Holding a half-sheet of paper, I read the names of varieties by row—McIntosh, Cortland, Red Delicious, Blushing Golden, and Golden Delicious. A few small green orbs dangled here and there, but I couldn’t tell a McIntosh from a Cortland. Thorns on brambles snagged my ankles while poison ivy and bittersweet vines spiraled around tree trunks. This was not what I expected in a New England apple orchard in July. The enormity of my new reality hit me.
On a bright March afternoon in 2001, I’d visited A & M Orchards in Harvard, a rural town in eastern Massachusetts about forty-five minutes west of Boston. The real estate listing said: Farmhouse with five bedrooms, a detached barn/garage, apple orchard, and chicken coop. I wasn’t looking for a way to get back to the earth or grow my own food. I was leaving a long marriage and looking for a home for myself and my three children. I would never have considered a small farm, but a good friend had urged me to check out the property. She had grown up here and loved this old homestead. Her parents had sold it to the present owners.

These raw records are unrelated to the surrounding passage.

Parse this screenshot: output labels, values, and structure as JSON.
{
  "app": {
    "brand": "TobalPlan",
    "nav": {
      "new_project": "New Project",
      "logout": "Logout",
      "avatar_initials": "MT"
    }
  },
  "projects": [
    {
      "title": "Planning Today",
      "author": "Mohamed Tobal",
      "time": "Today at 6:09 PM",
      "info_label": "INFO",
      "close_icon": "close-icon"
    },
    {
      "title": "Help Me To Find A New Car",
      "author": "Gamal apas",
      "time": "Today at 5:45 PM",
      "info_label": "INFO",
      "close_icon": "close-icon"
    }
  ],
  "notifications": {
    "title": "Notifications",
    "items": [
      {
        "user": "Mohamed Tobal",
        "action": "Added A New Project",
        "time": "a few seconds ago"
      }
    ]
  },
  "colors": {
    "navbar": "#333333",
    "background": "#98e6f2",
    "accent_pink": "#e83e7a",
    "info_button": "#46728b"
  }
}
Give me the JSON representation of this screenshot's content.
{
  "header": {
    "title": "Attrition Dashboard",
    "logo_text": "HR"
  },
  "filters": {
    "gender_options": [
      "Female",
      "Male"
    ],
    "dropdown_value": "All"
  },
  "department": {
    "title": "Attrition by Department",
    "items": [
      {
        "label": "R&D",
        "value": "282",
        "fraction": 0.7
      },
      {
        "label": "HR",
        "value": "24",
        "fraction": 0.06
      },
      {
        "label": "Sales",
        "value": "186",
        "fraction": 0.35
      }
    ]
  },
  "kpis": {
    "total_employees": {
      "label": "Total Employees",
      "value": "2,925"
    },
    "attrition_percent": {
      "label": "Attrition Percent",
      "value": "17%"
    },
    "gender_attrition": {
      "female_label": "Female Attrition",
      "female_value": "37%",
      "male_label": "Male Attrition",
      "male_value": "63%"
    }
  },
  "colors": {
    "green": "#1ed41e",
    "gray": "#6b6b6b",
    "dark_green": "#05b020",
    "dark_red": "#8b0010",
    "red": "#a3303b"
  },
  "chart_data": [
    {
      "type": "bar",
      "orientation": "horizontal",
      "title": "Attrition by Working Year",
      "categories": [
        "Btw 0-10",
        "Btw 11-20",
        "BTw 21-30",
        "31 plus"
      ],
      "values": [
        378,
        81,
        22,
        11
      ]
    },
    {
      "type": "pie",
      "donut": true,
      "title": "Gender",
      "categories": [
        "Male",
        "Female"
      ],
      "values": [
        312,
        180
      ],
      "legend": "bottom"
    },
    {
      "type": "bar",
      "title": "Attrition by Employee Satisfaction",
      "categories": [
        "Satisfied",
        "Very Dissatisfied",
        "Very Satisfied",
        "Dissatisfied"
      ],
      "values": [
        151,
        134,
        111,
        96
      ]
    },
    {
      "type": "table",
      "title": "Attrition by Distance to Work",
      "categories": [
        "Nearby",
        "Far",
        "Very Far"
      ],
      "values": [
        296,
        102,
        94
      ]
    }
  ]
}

I called my friend Roger, a local realtor. He questioned whether the property was a good match, but he said he'd meet me there. I arrived first and ignored the in-need-of-paint clapboard farmhouse. Instead, I walked down the driveway towards the pond and a towering elm tree. … The elm had been planted alongside a ten-foot-high stone dam. Water flowed from the large pond into a smaller one below. The sound of falling water reminded me of ancient Chinese Buddhist hermits doing ablutions under cold mountain falls. ...
Roger and I entered the house. The front door opened into a spacious living room where a brick fireplace covered one wall. A brown sofa, a dark upholstered chair, and a wooden desk floated like atolls on the hardwood floor. Adrift among them, I followed Roger down three steps into the kitchen where molasses-colored pine boards covered the walls and ceiling. In place of drawers and cabinets, open shelves held plates, bowls, and glasses. Along one wall, heavy pots for making jam and stocks sat on the floor. Above an old-fashioned cast-iron cookstove a patchwork of blackened pans hung, their undersides crusty with use. On my search for a new home, I had already toured several houses whose kitchens boasted granite counters and sleek appliances. This farmhouse kitchen had a different feel—its rustic patina was more my style.
Roger and I continued our tour upstairs and peered into simple bedrooms. … The master bath had 1960s avocado-colored fixtures, a hue that made me want to look away, but my right hand reached towards the sink’s hot water faucet and I thought, If this house has hot water, it will be fine.